Микель появляется четко к пяти. С охапкой цветов, пакетом с различными экзотическими фруктами, бутылкой дорогого вина и складным обалденным велосипедом. Детским, естественно. Отчего у Ильюши счастья полные штаны. Он подолгу выясняет, что и как с ним делать. Не отходит от гостя ни на шаг и, кажется, несколько расстроен, когда мы уходим почти в половине седьмого в заранее запланированный ресторан.

– А ты подготовилась, – плотоядная улыбка и рука, скользящая мне под юбку. Что останавливается на кружеве чулок и цепляет пальцами подтяжку. – Если ты скажешь, что без белья, я, честное слово, забью на ужин.

– Я не настолько беспечна, на улице все же не май месяц. – Кокетливо бью ладошкой по его настырной руке и, мазнув накрашенными красной помадой губами по его щеке, выскальзываю из лифта. Все же жить на двенадцатом этаже опасно. Потому что длительные подъемы и спуски с похотливыми мужиками напрашиваются на то, чтобы устроить разврат посреди трех зеркал, прямо у железных поручней.

И целый пыточный час, мы как белые люди жуем салаты, вгрызаемся в сочные стейки и заедаем все нежным фруктовым десертом. Но напряжение физически ощущается в каждом движении. Нетерпение выливается долгими, пусть и молчаливыми взглядами. Многообещающими. Слишком много и слишком заманчиво, чтобы рискнуть и продлить удовольствие от качественной еды, наплевав на явные посылы друг друга.

И вот еще не стукнуло даже девяти, а мы едем к отелю. На моей машине. Потому что я не собираюсь оставаться до утра, а в такси чувствую себя чуток неловко. В своем авто куда удобнее. И увереннее. Конечно же. И все так прикольно и классно, пока я не слышу звонящий телефон.
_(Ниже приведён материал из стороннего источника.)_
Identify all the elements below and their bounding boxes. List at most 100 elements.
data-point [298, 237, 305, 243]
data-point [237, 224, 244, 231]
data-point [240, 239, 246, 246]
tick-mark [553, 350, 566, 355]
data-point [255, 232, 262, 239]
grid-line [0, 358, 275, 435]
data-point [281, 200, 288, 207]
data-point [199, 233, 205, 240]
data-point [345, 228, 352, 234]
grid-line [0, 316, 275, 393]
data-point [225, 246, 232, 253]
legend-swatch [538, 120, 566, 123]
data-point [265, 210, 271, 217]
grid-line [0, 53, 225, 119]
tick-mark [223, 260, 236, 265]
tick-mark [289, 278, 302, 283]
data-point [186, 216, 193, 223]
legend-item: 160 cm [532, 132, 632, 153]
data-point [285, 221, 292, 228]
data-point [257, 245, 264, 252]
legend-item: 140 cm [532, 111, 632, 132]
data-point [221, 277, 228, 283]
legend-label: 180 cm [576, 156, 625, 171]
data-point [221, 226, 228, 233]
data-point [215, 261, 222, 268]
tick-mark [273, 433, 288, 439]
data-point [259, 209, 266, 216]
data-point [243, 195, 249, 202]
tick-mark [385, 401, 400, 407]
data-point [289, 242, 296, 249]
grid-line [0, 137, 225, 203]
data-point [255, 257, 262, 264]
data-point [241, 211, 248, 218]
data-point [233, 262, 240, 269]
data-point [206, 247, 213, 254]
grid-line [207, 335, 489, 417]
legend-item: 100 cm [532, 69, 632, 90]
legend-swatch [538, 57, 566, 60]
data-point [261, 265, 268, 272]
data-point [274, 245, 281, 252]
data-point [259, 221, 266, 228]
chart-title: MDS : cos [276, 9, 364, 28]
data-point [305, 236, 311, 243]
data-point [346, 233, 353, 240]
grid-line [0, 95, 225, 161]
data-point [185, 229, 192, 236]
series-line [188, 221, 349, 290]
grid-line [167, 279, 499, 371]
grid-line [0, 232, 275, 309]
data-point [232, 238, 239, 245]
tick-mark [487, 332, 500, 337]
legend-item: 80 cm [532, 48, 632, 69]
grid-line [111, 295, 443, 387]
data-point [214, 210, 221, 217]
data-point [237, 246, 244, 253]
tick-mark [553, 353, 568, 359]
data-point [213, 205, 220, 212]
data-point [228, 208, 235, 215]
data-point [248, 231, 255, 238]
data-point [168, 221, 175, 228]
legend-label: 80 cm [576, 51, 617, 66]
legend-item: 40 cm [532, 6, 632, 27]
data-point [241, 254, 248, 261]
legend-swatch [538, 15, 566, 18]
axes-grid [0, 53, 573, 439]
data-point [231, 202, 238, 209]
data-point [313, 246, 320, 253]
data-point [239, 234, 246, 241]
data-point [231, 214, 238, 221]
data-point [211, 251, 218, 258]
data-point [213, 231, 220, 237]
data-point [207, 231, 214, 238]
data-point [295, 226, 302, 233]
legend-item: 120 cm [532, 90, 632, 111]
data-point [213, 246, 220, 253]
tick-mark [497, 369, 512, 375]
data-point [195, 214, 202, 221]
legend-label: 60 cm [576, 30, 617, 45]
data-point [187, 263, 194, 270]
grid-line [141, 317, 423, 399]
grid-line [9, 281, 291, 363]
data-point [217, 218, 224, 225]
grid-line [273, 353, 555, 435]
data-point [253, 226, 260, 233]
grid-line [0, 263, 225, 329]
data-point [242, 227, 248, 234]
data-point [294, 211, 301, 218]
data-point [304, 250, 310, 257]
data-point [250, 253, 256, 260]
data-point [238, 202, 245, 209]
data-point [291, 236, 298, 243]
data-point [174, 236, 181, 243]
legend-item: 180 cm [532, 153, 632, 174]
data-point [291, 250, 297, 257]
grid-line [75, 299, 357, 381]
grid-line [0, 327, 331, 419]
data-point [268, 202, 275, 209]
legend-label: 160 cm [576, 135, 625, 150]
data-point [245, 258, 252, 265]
– Лин, тут твой Алексеев пришел, – голос у сестры настороженный. Если судить по интонации, то она растеряна и явно не знает, что делать. – Илья рассказал ему, куда ты ушла, и тот поставил меня в известность о том, что остается с ночевкой. Причем даже ничего слушать не захотел. А на мое возмущение прошипел, что это вообще-то его квартира и он, когда хочет, тогда и приходит, ровно как и остается настолько, насколько посчитает нужным.

Совсем неудивительно, что у меня начинают подрагивать руки от перенапряжения. А ком в горле вообще как родной тут же появляется. Но, собственно, этого и следовало ожидать. Ребенок рассказал все отцу потому, что его никто не просил об этом молчать. Леша пришел потому, что считал, что имеет на это полное право, и запретить ему могу только я, а меня как бы дома нет. Блять… Нет, трижды блять.

– Лиз, я постараюсь пораньше приехать, но ничего не обещаю. Если что-то срочное будет – сразу же звони, ладно?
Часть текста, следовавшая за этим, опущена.